Партизанская слава Дениса Давыдова

«Дубина народной войны поднялась со всею своею грозною и величественной силой и, не спрашивая ничьих вкусов и правил, поднималась, опускалась и гвоздила французов до тех пор, пока не погибло все нашествие», – Лев Толстой, «Война и мир».


Денис Давыдов


Недолго ликовал француз. В сентябре захватчики хозяйничали в Белокаменной, а в октябре не знали, как спастись – и немалую роль в этой перемене сыграли партизаны. После первых вестей о победах, об отступлении врага Россия, наконец, вздохнула облегчённо.

Дениса Васильевича Давыдова Россия не забывала никогда. Остался он и на карте Москвы: прогуливаясь по Пречистенке, мы непременно вспоминаем гусара-партизана, который в непривычной роскоши жил на этой старинной московской улице. Бывая в Ново-Девичьем монастыре, останавливаемся у могилы Давыдова, вспоминаем о его подвигах, вспоминаем его стихи и остроты…

А начиналась биография с суворовского благословения. Сам Давыдов описал тот день вдохновенно и залихватски в очерке «Встреча с великим Суворовым». Только так и можно было сыграть увертюру к судьбе солдата и поэта, при жизни ставшего легендарным. Шёл 1793‐й год. В то время Василий Денисович Давыдов – гусар, как и его сын – командовал Полтавским легкоконным полком. Суворов проверил полк в лихих учениях и отобедал с Давыдовым.

Девятилетний полковничий сын Денис жил при армии, уверенно сидел в седле, любил оружие и грезил о сражениях. Суворов спросил его: «Любишь ли ты солдат, друг мой?». Надо сказать, что великий полководец умел проницательно судить о людях по ответам на неожиданные вопросы. Денис ответил без промедления, по-суворовски пылко: «Я люблю графа Суворова; в нём всё – и солдаты, и победа, и слава».

Суворов был в восторге: «Помилуй Бог, какой удалой! Быть ему военным человеком. Я ещё не умру, а он уже три сражения выиграет!». Граф Рымникский перекрестил мальчишку, расцеловал его… Конечно, Давыдов не забудет суворовского слова.
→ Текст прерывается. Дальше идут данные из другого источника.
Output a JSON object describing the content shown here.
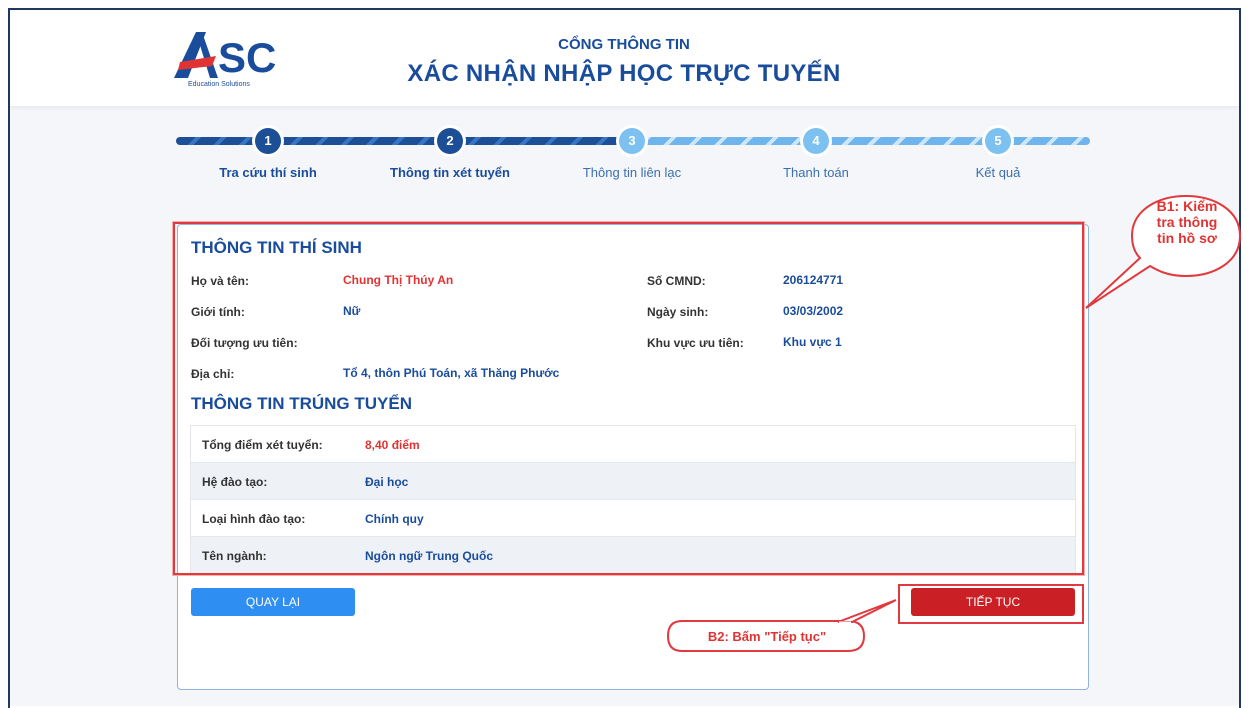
{
  "logo": {
    "text": "SC",
    "tagline": "Education Solutions"
  },
  "header": {
    "portal_label": "CỔNG THÔNG TIN",
    "title": "XÁC NHẬN NHẬP HỌC TRỰC TUYẾN"
  },
  "steps": [
    {
      "number": "1",
      "label": "Tra cứu thí sinh",
      "state": "done"
    },
    {
      "number": "2",
      "label": "Thông tin xét tuyển",
      "state": "current"
    },
    {
      "number": "3",
      "label": "Thông tin liên lạc",
      "state": "todo"
    },
    {
      "number": "4",
      "label": "Thanh toán",
      "state": "todo"
    },
    {
      "number": "5",
      "label": "Kết quả",
      "state": "todo"
    }
  ],
  "candidate": {
    "section_title": "THÔNG TIN THÍ SINH",
    "name_label": "Họ và tên:",
    "name": "Chung Thị Thúy An",
    "id_label": "Số CMND:",
    "id_number": "206124771",
    "gender_label": "Giới tính:",
    "gender": "Nữ",
    "dob_label": "Ngày sinh:",
    "dob": "03/03/2002",
    "priority_group_label": "Đối tượng ưu tiên:",
    "priority_group": "",
    "priority_area_label": "Khu vực ưu tiên:",
    "priority_area": "Khu vực 1",
    "address_label": "Địa chỉ:",
    "address": "Tổ 4, thôn Phú Toán, xã Thăng Phước"
  },
  "admission": {
    "section_title": "THÔNG TIN TRÚNG TUYỂN",
    "rows": [
      {
        "label": "Tổng điểm xét tuyển:",
        "value": "8,40 điểm"
      },
      {
        "label": "Hệ đào tạo:",
        "value": "Đại học"
      },
      {
        "label": "Loại hình đào tạo:",
        "value": "Chính quy"
      },
      {
        "label": "Tên ngành:",
        "value": "Ngôn ngữ Trung Quốc"
      }
    ]
  },
  "buttons": {
    "back": "QUAY LẠI",
    "next": "TIẾP TỤC"
  },
  "annotations": {
    "b1": [
      "B1: Kiểm",
      "tra thông",
      "tin hồ sơ"
    ],
    "b2": "B2: Bấm \"Tiếp tục\""
  },
  "colors": {
    "brand_blue": "#1a4c9c",
    "accent_red": "#c91f25",
    "button_blue": "#2f8ef2",
    "annotation_red": "#e0393e"
  }
}
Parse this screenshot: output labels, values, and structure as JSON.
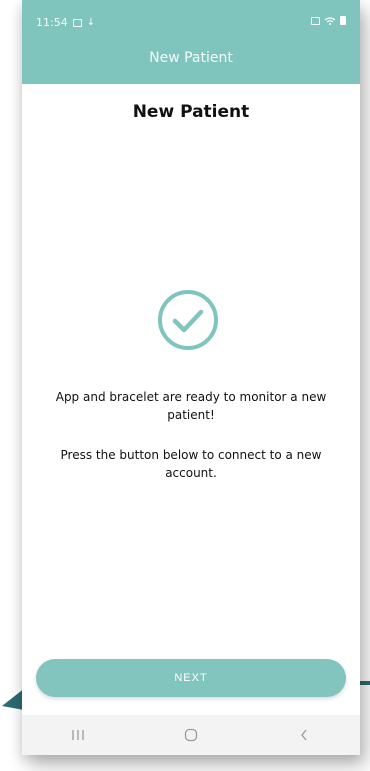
{
  "status_bar": {
    "time": "11:54"
  },
  "app_bar": {
    "title": "New Patient"
  },
  "main": {
    "heading": "New Patient",
    "message_ready": "App and bracelet are ready to monitor a new patient!",
    "message_instruction": "Press the button below to connect to a new account."
  },
  "actions": {
    "next_label": "NEXT"
  },
  "icons": {
    "success": "check-circle-icon",
    "nav_recents": "recents-icon",
    "nav_home": "home-icon",
    "nav_back": "back-icon"
  },
  "colors": {
    "accent": "#7fc4bd",
    "button": "#82c5bf",
    "pointer": "#2d6b72"
  }
}
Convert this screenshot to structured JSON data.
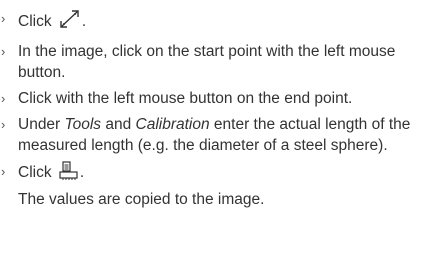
{
  "steps": [
    {
      "text": "Click",
      "icon": "measure-line-icon",
      "suffix": "."
    },
    {
      "text": "In the image, click on the start point with the left mouse button."
    },
    {
      "text": "Click with the left mouse button on the end point."
    },
    {
      "prefix": "Under ",
      "em1": "Tools",
      "mid": " and ",
      "em2": "Calibration",
      "suffix": " enter the actual length of the measured length (e.g. the diameter of a steel sphere)."
    },
    {
      "text": "Click",
      "icon": "copy-values-icon",
      "suffix": "."
    }
  ],
  "result": "The values are copied to the image.",
  "bullet_glyph": "›"
}
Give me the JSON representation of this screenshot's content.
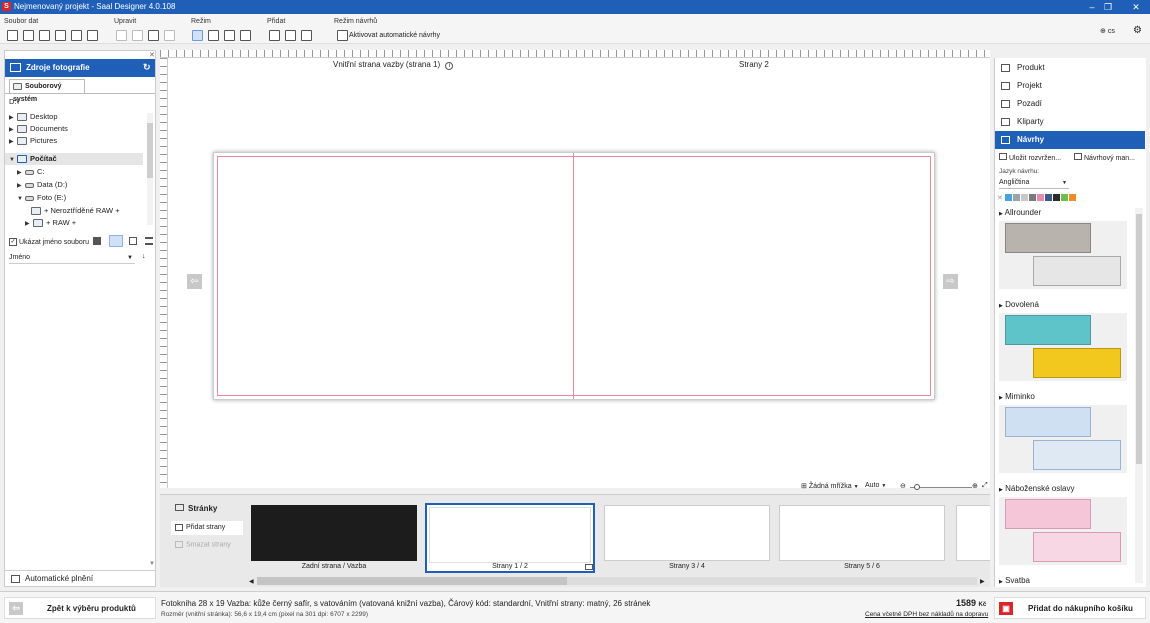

Через много лет седеющий гусар напишет шутливую автобиографию. Ему удастся скрыть своё авторство – и многие знающие люди примут «Очерк жизни Дениса Васильевича Давыдова» за сочинение самого генерала Ермолова! Литературные мистификации ему удавались, как и военные хитрости.

В этом жизнеописании он со смаком расскажет о своих детских шалостях после суворовского благословения: «Маленький повеса бросил псалтырь, замахал саблею, выколол глаз дядьке, проткнул шлык няне и отрубил хвост борзой собаке, думая тем исполнить пророчество великого человека. Розга обратила его к миру и к учению. Но как тогда учили! Натирали ребят наружным блеском, готовя их для удовольствий, а не для пользы общества: учили лепетать по-французски, танцевать, рисовать и музыке; тому же учился и Давыдов до тринадцатилетнего возраста. Тут пора была подумать и о будущности: он сел на коня, захлопал арапником, полетел со стаею гончих собак по мхам и болотам – и тем заключил свое воспитание».

Лихо написано, нам бы так! В литературе Денис Васильевич действовал не менее доблестно, чем на полях сражений.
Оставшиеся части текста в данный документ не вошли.